Otro de los films que han decepcionado a la crítica es el del sueco Ruben Östlund, quien se había ganado un espacio en Cannes hace tres años con Fuerza mayor, película en la que lograba un inquietante drama familiar con el escenario de un complejo turístico de lujo para esquiadores y un juego muy afinado con situaciones absurdas. Ahora, El cuadrado incursiona en el mundo del arte contemporáneo y Östlund, en pleno ataque de autor, parece querer erigirse en cineasta del humor nonsense con toques negrísimos, al tratar las fatalidades que se acumulan ante un triunfador, el cínico director de una galería.

Ya nos referimos a la relativa decepción tras expectativas generadas. Final feliz fue exhibida el mismo día que La matanza de un ciervo sagrado, y ambas son obras de cineastas de la maldad. Haneke vuelve sobre las monstruosidades morales de la alta burguesía, con sus fórmulas usuales: escenas filmadas desde lejos para que el espectador adivine los diálogos, e imágenes no captadas por cámaras, como las del celular de una niña -encarnación del mal con rostro angelical, que forma un fascinante tándem con su abuelo en la ficción, el venerado Jean-Louis Trintignant-. La película fue rodada en Calais, y los migrantes que recorren esa ciudad son utilizados como elementos del decorado, luego como figurantes y finalmente como convidados de piedra en una fiesta de bodas, en un contraste de la realidad social exterior con la del clan familiar que retrata la película, y con la vanidad de la tentativa de redención de uno de sus miembros en busca de un buen morir.

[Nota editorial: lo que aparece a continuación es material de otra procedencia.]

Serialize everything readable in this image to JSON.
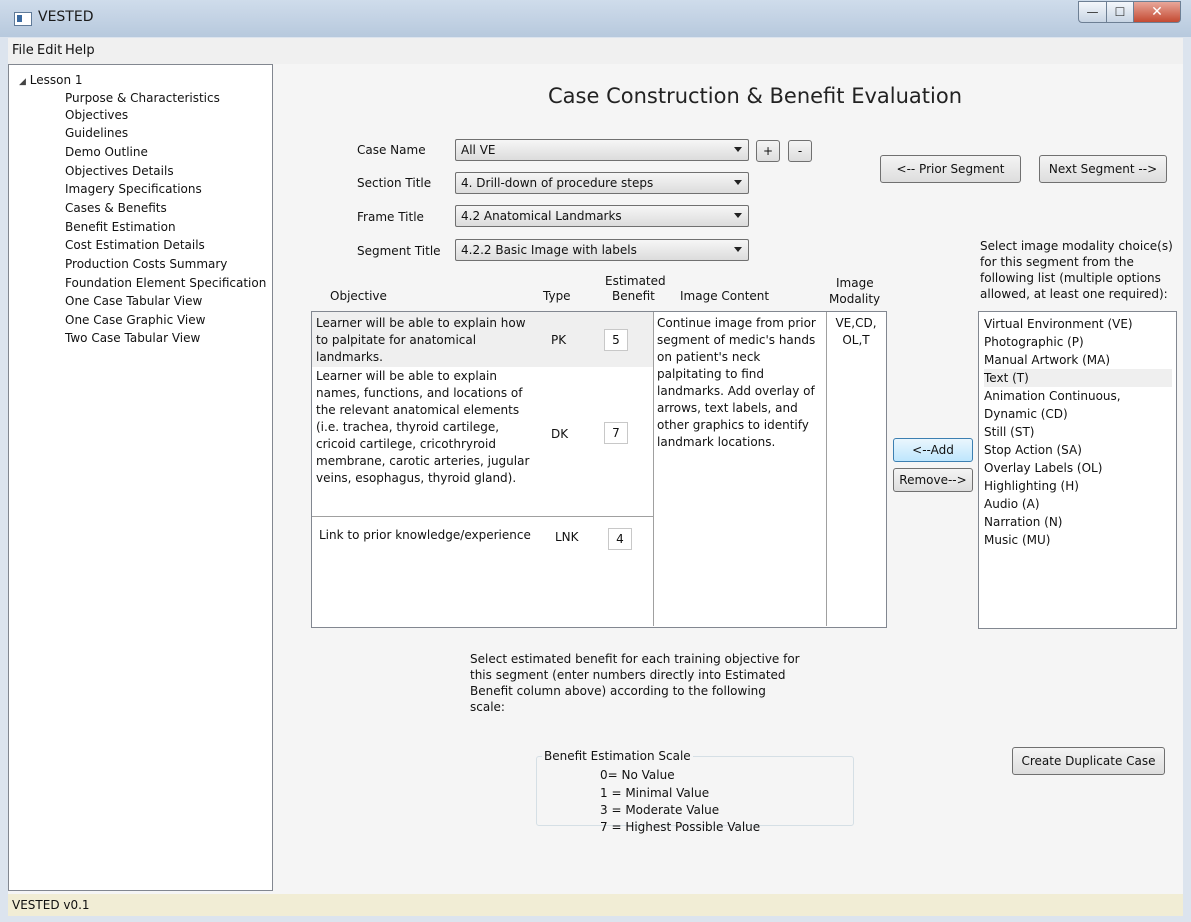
{
  "window": {
    "title": "VESTED",
    "controls": {
      "minimize": "—",
      "maximize": "☐",
      "close": "✕"
    }
  },
  "menu": {
    "file": "File",
    "edit": "Edit",
    "help": "Help"
  },
  "tree": {
    "root": "Lesson 1",
    "items": [
      "Purpose & Characteristics",
      "Objectives",
      "Guidelines",
      "Demo Outline",
      "Objectives Details",
      "Imagery Specifications",
      "Cases & Benefits",
      "Benefit Estimation",
      "Cost Estimation Details",
      "Production Costs Summary",
      "Foundation Element Specification",
      "One Case Tabular View",
      "One Case Graphic View",
      "Two Case Tabular View"
    ]
  },
  "page": {
    "title": "Case Construction & Benefit Evaluation"
  },
  "form": {
    "case_name_label": "Case Name",
    "case_name_value": "All VE",
    "add_case": "+",
    "remove_case": "-",
    "section_title_label": "Section Title",
    "section_title_value": "4. Drill-down of procedure steps",
    "frame_title_label": "Frame Title",
    "frame_title_value": "4.2 Anatomical Landmarks",
    "segment_title_label": "Segment Title",
    "segment_title_value": "4.2.2 Basic Image with labels"
  },
  "navigation": {
    "prior": "<-- Prior Segment",
    "next": "Next Segment -->"
  },
  "table": {
    "headers": {
      "objective": "Objective",
      "type": "Type",
      "benefit_1": "Estimated",
      "benefit_2": "Benefit",
      "image_content": "Image Content",
      "modality_1": "Image",
      "modality_2": "Modality"
    },
    "rows": [
      {
        "objective": "Learner will be able to explain how to palpitate for anatomical landmarks.",
        "type": "PK",
        "benefit": "5"
      },
      {
        "objective": "Learner will be able to explain names, functions, and locations of the relevant anatomical elements (i.e. trachea, thyroid cartilege, cricoid cartilege, cricothryroid membrane, carotic arteries, jugular veins, esophagus, thyroid gland).",
        "type": "DK",
        "benefit": "7"
      },
      {
        "objective": "Link to prior knowledge/experience",
        "type": "LNK",
        "benefit": "4"
      }
    ],
    "image_content": "Continue image from prior segment of medic's hands on patient's neck palpitating to find landmarks. Add overlay of arrows, text labels, and other graphics to identify landmark locations.",
    "modality": "VE,CD, OL,T"
  },
  "modality_panel": {
    "instruction": "Select image modality choice(s) for this segment from the following list (multiple options allowed, at least one required):",
    "add": "<--Add",
    "remove": "Remove-->",
    "options": [
      "Virtual Environment (VE)",
      "Photographic (P)",
      "Manual Artwork (MA)",
      "Text (T)",
      "Animation Continuous,",
      "Dynamic (CD)",
      "Still (ST)",
      "Stop Action (SA)",
      "Overlay Labels (OL)",
      "Highlighting (H)",
      "Audio (A)",
      "Narration (N)",
      "Music (MU)"
    ]
  },
  "benefit_help": {
    "instruction": "Select estimated benefit for each training objective for this segment (enter numbers directly into Estimated Benefit column above) according to the following scale:",
    "group_title": "Benefit Estimation Scale",
    "scale": [
      "0= No Value",
      "1 = Minimal Value",
      "3 = Moderate Value",
      "7 = Highest Possible Value"
    ]
  },
  "duplicate_button": "Create Duplicate Case",
  "status": "VESTED v0.1"
}
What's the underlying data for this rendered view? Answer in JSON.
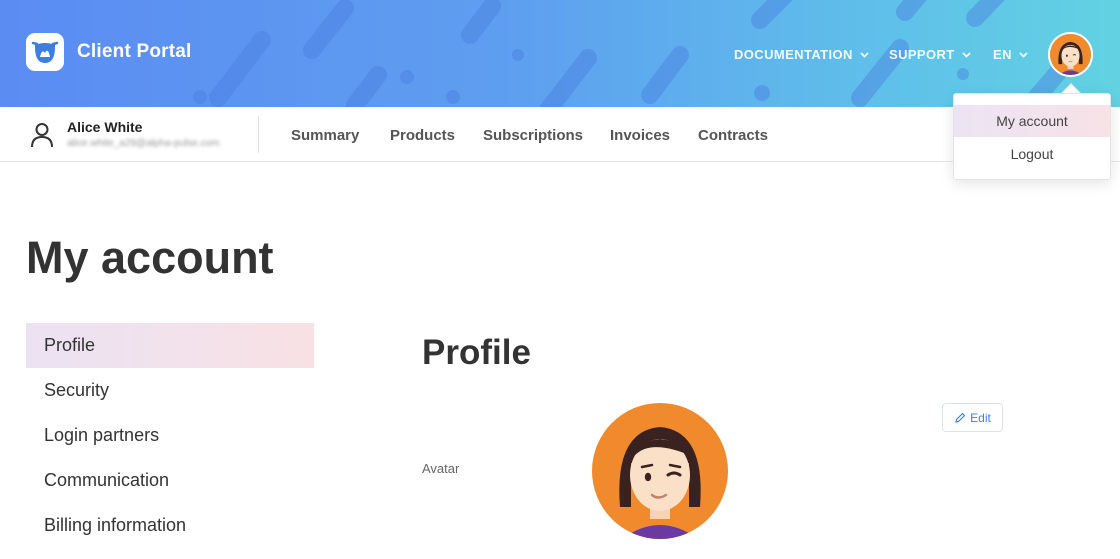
{
  "header": {
    "app_title": "Client Portal",
    "links": [
      {
        "label": "DOCUMENTATION"
      },
      {
        "label": "SUPPORT"
      },
      {
        "label": "EN"
      }
    ],
    "gradient_colors": [
      "#5b8cf2",
      "#62d2e2"
    ]
  },
  "user": {
    "name": "Alice White",
    "email": "alice.white_a29@alpha-pulse.com"
  },
  "nav": {
    "items": [
      "Summary",
      "Products",
      "Subscriptions",
      "Invoices",
      "Contracts"
    ]
  },
  "dropdown": {
    "items": [
      {
        "label": "My account",
        "active": true
      },
      {
        "label": "Logout",
        "active": false
      }
    ]
  },
  "page": {
    "title": "My account"
  },
  "sidebar": {
    "items": [
      {
        "label": "Profile",
        "active": true
      },
      {
        "label": "Security",
        "active": false
      },
      {
        "label": "Login partners",
        "active": false
      },
      {
        "label": "Communication",
        "active": false
      },
      {
        "label": "Billing information",
        "active": false
      }
    ]
  },
  "profile": {
    "section_title": "Profile",
    "avatar_label": "Avatar",
    "edit_label": "Edit"
  },
  "colors": {
    "accent": "#3d7fe0",
    "avatar_bg": "#f08a2c",
    "active_gradient": [
      "#ebe2f3",
      "#f8e1e4"
    ]
  }
}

De lo que se viene, lo que genera más expectativa es El seductor, de Coppola, que sería una bella Palma de Oro, y Un buen rato, de Benny y Josh Safdie. Ni El amante doble, de François Ozon, ni Una criatura apacible, de Sergei Loznitsa, entran hoy en las apuestas.

Viejo forajido

Recibido con una ovación, Clint Eastwood, a punto de cumplir 87 años, apareció de championes y campera de cuero para impartir una masterclass, que en realidad fue una charla junto con el crítico Kenneth Turan. Habló sobre todo de Los puentes de Madison (1995), aunque vino a presentar una versión con resolución 4K de Los imperdonables (1992): su legendario romance con Meryl Streep durante el rodaje de la primera era más interesante para la curiosidad de los fans. El veterano director confirmó que su próxima película estará basada en una historia real ocurrida en 2015, cuando tres estadounidenses lograron impedir un ataque yihadista en un tren que se dirigía de Ámsterdam a París. Sin dar más detalles, dijo que se trataba de “una situación interesante en estos tiempos tormentosos”.